Nous voilà arrivés à l’extrémité de la dernière ligne de vol. Il est temps de faire un grand virage à 360°, nécessaire au recalibrage des instruments de mesure, avant d’entamer la remontée vers le Bietschhorn. Les volutes de poussière qui apparaissent régulièrement sous le Kleines Nesthorn démontrent que la montagne n’a toujours pas récupéré de la brutale accélération de son rythme géologique. Le plongeon sur l’héliport, 3000 m plus bas, est l’occasion pour les deux ingénieurs de lever les yeux de leurs écrans de contrôle.
Retour au sol
1h15 après notre départ, nous voilà de retour, à démonter et à ranger le matériel. Julien Vallet prend la direction de l’arc lémanique, où l’attend le traitement des nombreuses données acquises lors de ce dernier volet d’une campagne de trois vols.

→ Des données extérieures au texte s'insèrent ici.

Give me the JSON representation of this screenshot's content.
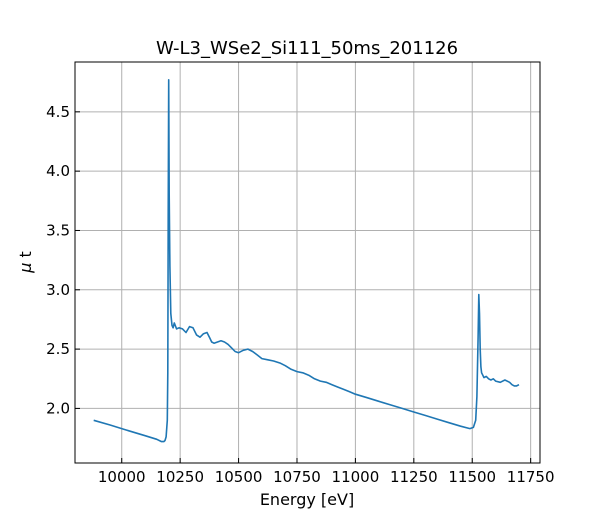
{
  "chart_data": {
    "type": "line",
    "title": "W-L3_WSe2_Si111_50ms_201126",
    "xlabel": "Energy [eV]",
    "ylabel_symbol": "μ",
    "ylabel_text": " t",
    "xlim": [
      9800,
      11790
    ],
    "ylim": [
      1.54,
      4.92
    ],
    "xticks": [
      10000,
      10250,
      10500,
      10750,
      11000,
      11250,
      11500,
      11750
    ],
    "xtick_labels": [
      "10000",
      "10250",
      "10500",
      "10750",
      "11000",
      "11250",
      "11500",
      "11750"
    ],
    "yticks": [
      2.0,
      2.5,
      3.0,
      3.5,
      4.0,
      4.5
    ],
    "ytick_labels": [
      "2.0",
      "2.5",
      "3.0",
      "3.5",
      "4.0",
      "4.5"
    ],
    "grid": true,
    "line_color": "#1f77b4",
    "series": [
      {
        "x": [
          9880,
          9950,
          10000,
          10050,
          10100,
          10150,
          10170,
          10180,
          10185,
          10190,
          10195,
          10197,
          10199,
          10201,
          10203,
          10206,
          10210,
          10215,
          10220,
          10225,
          10235,
          10245,
          10260,
          10275,
          10290,
          10305,
          10320,
          10335,
          10350,
          10365,
          10375,
          10385,
          10395,
          10410,
          10425,
          10440,
          10455,
          10470,
          10485,
          10500,
          10520,
          10540,
          10560,
          10580,
          10600,
          10625,
          10650,
          10680,
          10700,
          10725,
          10750,
          10775,
          10800,
          10825,
          10850,
          10875,
          10900,
          10925,
          10950,
          10975,
          11000,
          11050,
          11100,
          11150,
          11200,
          11250,
          11300,
          11350,
          11400,
          11450,
          11490,
          11505,
          11515,
          11520,
          11525,
          11528,
          11531,
          11534,
          11537,
          11540,
          11545,
          11550,
          11560,
          11570,
          11580,
          11590,
          11600,
          11620,
          11640,
          11660,
          11670,
          11680,
          11690,
          11700
        ],
        "y": [
          1.9,
          1.86,
          1.83,
          1.8,
          1.77,
          1.74,
          1.72,
          1.72,
          1.73,
          1.76,
          1.9,
          2.3,
          3.6,
          4.77,
          3.8,
          3.2,
          2.8,
          2.7,
          2.68,
          2.72,
          2.67,
          2.68,
          2.67,
          2.64,
          2.69,
          2.68,
          2.62,
          2.6,
          2.63,
          2.64,
          2.6,
          2.56,
          2.55,
          2.56,
          2.57,
          2.56,
          2.54,
          2.51,
          2.48,
          2.47,
          2.49,
          2.5,
          2.48,
          2.45,
          2.42,
          2.41,
          2.4,
          2.38,
          2.36,
          2.33,
          2.31,
          2.3,
          2.28,
          2.25,
          2.23,
          2.22,
          2.2,
          2.18,
          2.16,
          2.14,
          2.12,
          2.09,
          2.06,
          2.03,
          2.0,
          1.97,
          1.94,
          1.91,
          1.88,
          1.85,
          1.83,
          1.84,
          1.9,
          2.1,
          2.6,
          2.96,
          2.8,
          2.5,
          2.35,
          2.3,
          2.28,
          2.26,
          2.27,
          2.25,
          2.24,
          2.25,
          2.23,
          2.22,
          2.24,
          2.22,
          2.2,
          2.19,
          2.19,
          2.2
        ]
      }
    ]
  }
}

Les orthoimages et le MNT ainsi produits arrivent douze heures plus tard environ dans les serveurs du bureau d’ingénieurs Terradata. Cette entreprise de 150 employés, spécialisée dans l’acquisition et le traitement de géodonnées, a reçu du Canton du Valais le mandat d’effectuer des relevés répétés de la surface de la zone impactée et de produire sur cette base des MNT. «Dans la partie basse, au niveau du dépôt, ces relevés sont effectués quotidiennement et de manière automatisée par un drone sans pilote basé à Wiler», explique Mario Studer, ingénieur géomètre et membre de la direction de Terradata. À une heure programmée de façon à éviter tout conflit avec les hélicoptères d’Air Zermatt habilités à travailler dans la zone, ce drone décolle du conteneur dans lequel il est stocké, pour autant que les capteurs météorologiques disposés sur le conteneur lui donnent le feu vert: les drones sont en effet sensibles aux vents forts. «Si le vol est automatisé, la loi impose toujours qu’un pilote puisse, depuis son bureau, reprendre la main sur le drone en cas de problème», poursuit Mario Studer.
Drone…
Suivant un plan de vol préétabli, l’appareil de type DJI Dock 3 survole et photographie la zone de dépôt depuis une altitude comprise entre 30 et 400 m environ. L’autonomie du drone s’avérant trop faible par rapport aux dimensions de la surface à traiter, il doit revenir à son point de départ pour recharger ses batteries après un demi-vol. Il en profite également pour téléverser les images déjà acquises et dont le traitement photogrammétrique est lui aussi automatisé. Les MNT ainsi produits sont rapidement disponibles sur le portail web TEDAMOS développé par Terradata, sur lequel les différents spécialistes des bureaux d’ingénieurs et des services de l’État du Valais impliqués à Blatten peuvent en extraire les informations nécessaires à leur travail.
… ou hélicoptère?
Pour l’acquisition des géodonnées sur la partie haute de l’effondrement de Blatten, comprenant la niche d’arrachement et la zone de transit des matériaux, Terradata a recouru aux services de Sixense Helimap: en effet, en raison de la différence d’altitude entre la partie basse et la partie haute de la zone, un drone viderait sa batterie très rapidement à essayer de gagner 2000 m d’altitude. Sans compter que le vent est bien souvent trop fort pour effectuer un vol en toute sécurité. «Ces vols en hélicoptère coûtent plus cher, c’est pourquoi le Canton n’en a commandé que trois (23 et 29 mai ainsi que 10 juin), explique Mario Studer. Mais la fréquence de vol plus faible est compensée par une plus grande qualité et une meilleure précision des données obtenues.»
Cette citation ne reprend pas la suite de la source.